Betraying your audience doesn’t mean switching sides. It doesn’t mean going from the left to the right, to the right to the left. No. In fact your audience demands respect. Respect comes after challenging their assumptions. This requires a lot of trust and courage. Trust happens after complete disclosure with the words you utter. Because you are the expert, trust must be the bond that will challenge people’s assumptions and maintain full confedence with you. Expert speech is the worst way to betray your audience. Expert speech discloses the matter of the issues despite remaining concealed for their protection. Just because you switch political sides, or agree with the other side, doesn’t mean you’re betraying them. Let language betray. Humans can not unless they deliberately want to.
Space disappears between two people the closer they get. The transferring of costs and debts must happen responsibly between space. In society, we obligate each other by nominal contracts, because we live in a society that interconnect. We disembody as we speak with words and speech. Once we leave the voice box, it is like an arrow that has left it’s bow. It seems people would like to retract their words once it left their voice box. Or they would like to correct their speech. But the message has been sent even before one has spoken. When others realize that we are simply vibrations that gets forcefully pushed out of lungs of air, they begin to play with the space around us. It is space that makes the rules of the omnidirectional vectors of sound waves. The other person then picks up these airwaves as signals. But the space that was offered so that sound waves could travel has been positioned to us. We could be placed under antiposition where the intensity of the message has been diluted or amplyfied depending on the code they territorialized space with.
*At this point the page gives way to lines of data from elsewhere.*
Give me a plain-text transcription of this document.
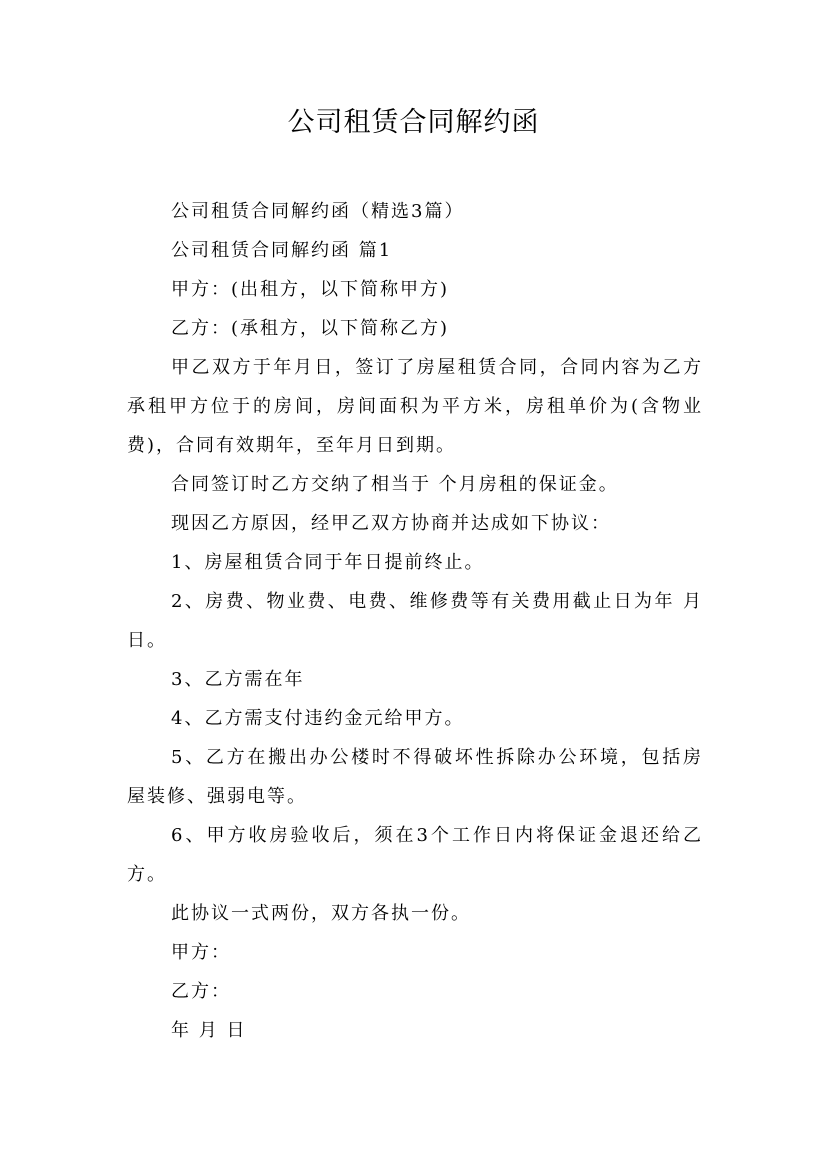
公司租赁合同解约函

公司租赁合同解约函（精选3篇）

公司租赁合同解约函 篇1

甲方：(出租方，以下简称甲方)

乙方：(承租方，以下简称乙方)

甲乙双方于年月日，签订了房屋租赁合同，合同内容为乙方承租甲方位于的房间，房间面积为平方米，房租单价为(含物业费)，合同有效期年，至年月日到期。

合同签订时乙方交纳了相当于 个月房租的保证金。

现因乙方原因，经甲乙双方协商并达成如下协议：

1、房屋租赁合同于年日提前终止。

2、房费、物业费、电费、维修费等有关费用截止日为年 月 日。

3、乙方需在年

4、乙方需支付违约金元给甲方。

5、乙方在搬出办公楼时不得破坏性拆除办公环境，包括房屋装修、强弱电等。

6、甲方收房验收后，须在3个工作日内将保证金退还给乙方。

此协议一式两份，双方各执一份。

甲方：

乙方：

年 月 日
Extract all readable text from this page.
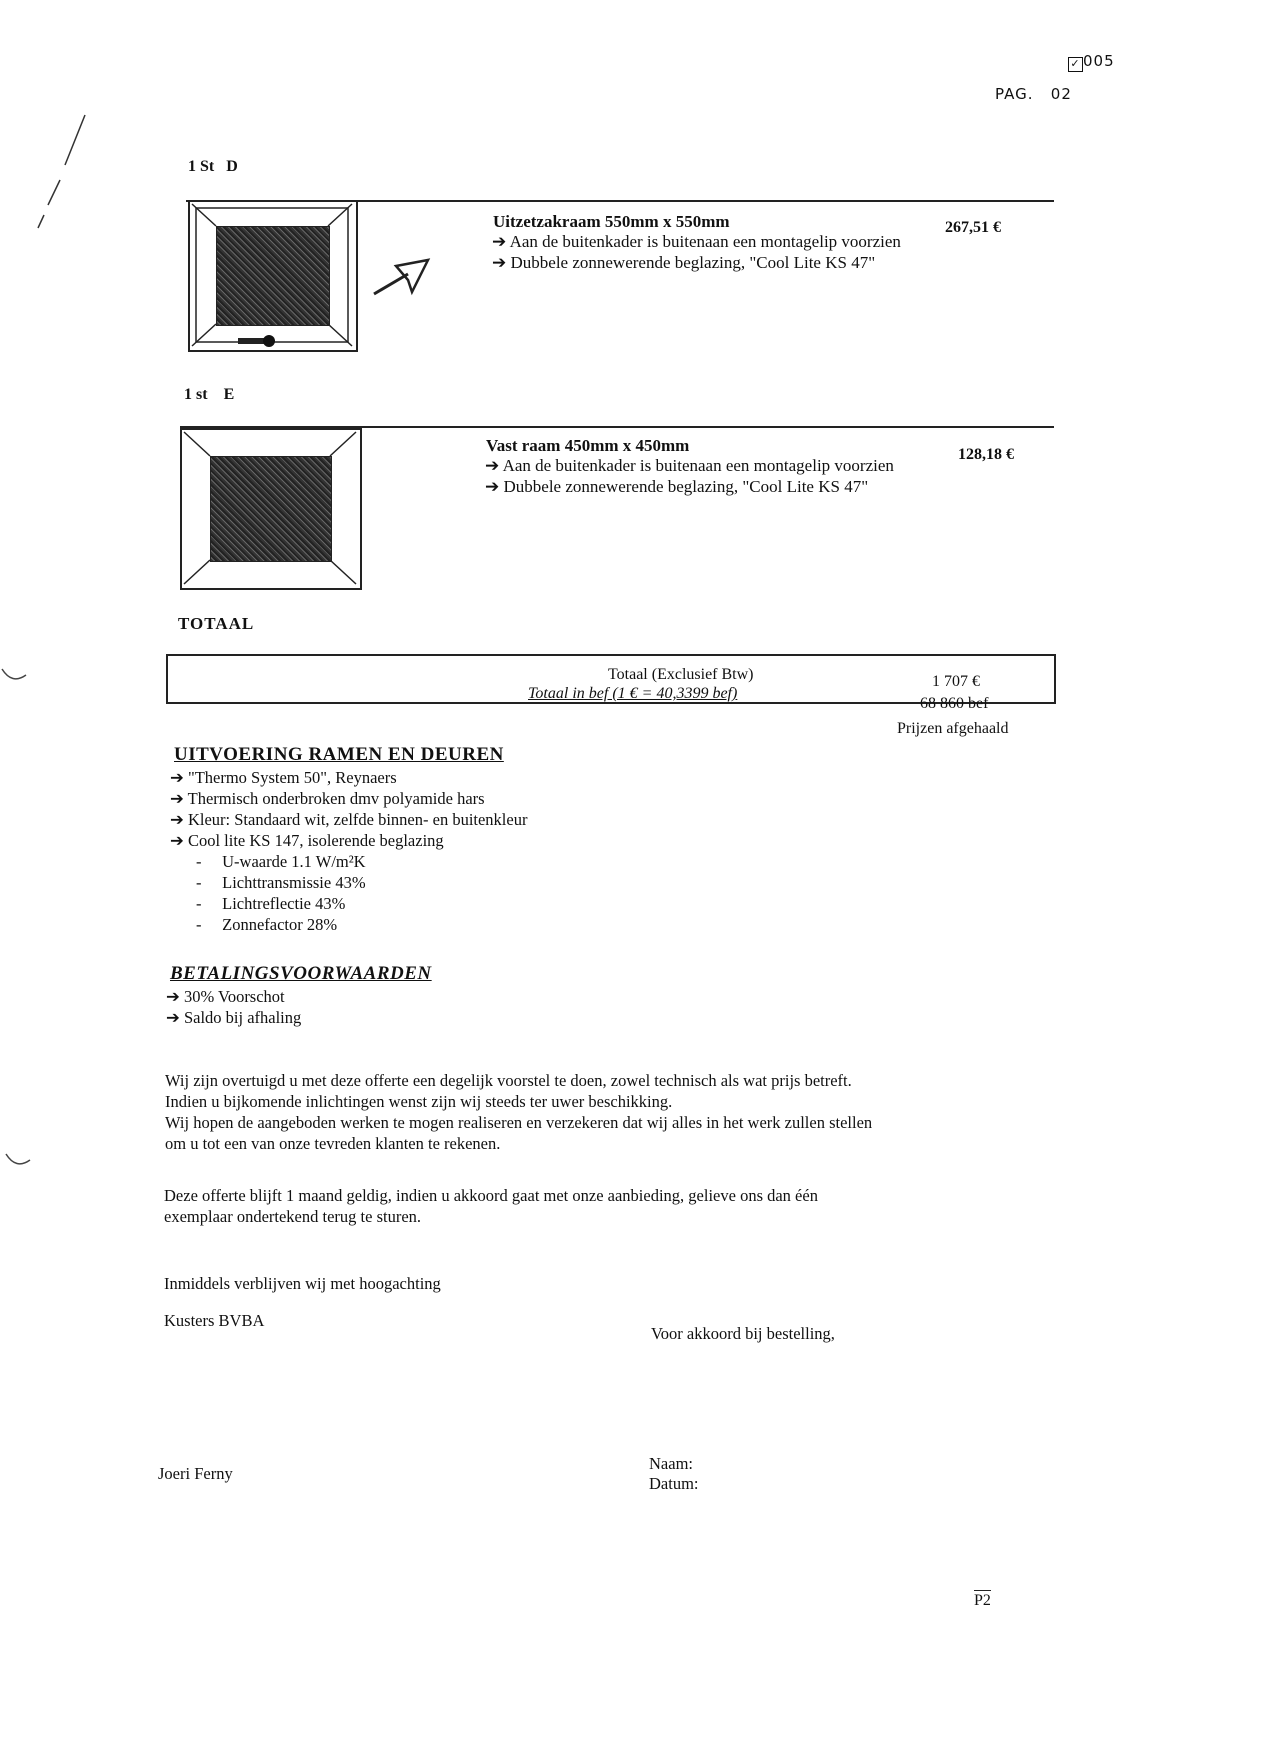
✓ 005
PAG. 02
1 St D
Uitzetzakraam 550mm x 550mm	267,51 €
➔ Aan de buitenkader is buitenaan een montagelip voorzien
➔ Dubbele zonnewerende beglazing, "Cool Lite KS 47"
1 st E
Vast raam 450mm x 450mm	128,18 €
➔ Aan de buitenkader is buitenaan een montagelip voorzien
➔ Dubbele zonnewerende beglazing, "Cool Lite KS 47"
TOTAAL
Totaal (Exclusief Btw)	1 707 €
Totaal in bef (1 € = 40,3399 bef)
68 860 bef
Prijzen afgehaald
UITVOERING RAMEN EN DEUREN
➔ "Thermo System 50", Reynaers
➔ Thermisch onderbroken dmv polyamide hars
➔ Kleur: Standaard wit, zelfde binnen- en buitenkleur
➔ Cool lite KS 147, isolerende beglazing
-     U-waarde 1.1 W/m²K
-     Lichttransmissie 43%
-     Lichtreflectie 43%
-     Zonnefactor 28%
BETALINGSVOORWAARDEN
➔ 30% Voorschot
➔ Saldo bij afhaling
Wij zijn overtuigd u met deze offerte een degelijk voorstel te doen, zowel technisch als wat prijs betreft.
Indien u bijkomende inlichtingen wenst zijn wij steeds ter uwer beschikking.
Wij hopen de aangeboden werken te mogen realiseren en verzekeren dat wij alles in het werk zullen stellen
om u tot een van onze tevreden klanten te rekenen.
Deze offerte blijft 1 maand geldig, indien u akkoord gaat met onze aanbieding, gelieve ons dan één
exemplaar ondertekend terug te sturen.
Inmiddels verblijven wij met hoogachting
Kusters BVBA
Voor akkoord bij bestelling,
Joeri Ferny
Naam:
Datum:
P2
So, if our voice carries ourselves in bits and pieces, where does this trust comes in? If we think about how the space traveled between the ears of two subjects, space connects us virtually. Technology closes the gaps between distances. We place trust in each other because we know we don’t know everything there is to know to survive. The betrayer is the one who holds space hostage. Through language, the betrayer can cause us to “fall into space” that was concealed. What I’m describing is NOT some psychological ensnarement but rather, a failure to disclose competence. Confidence is the ability to be honest about it.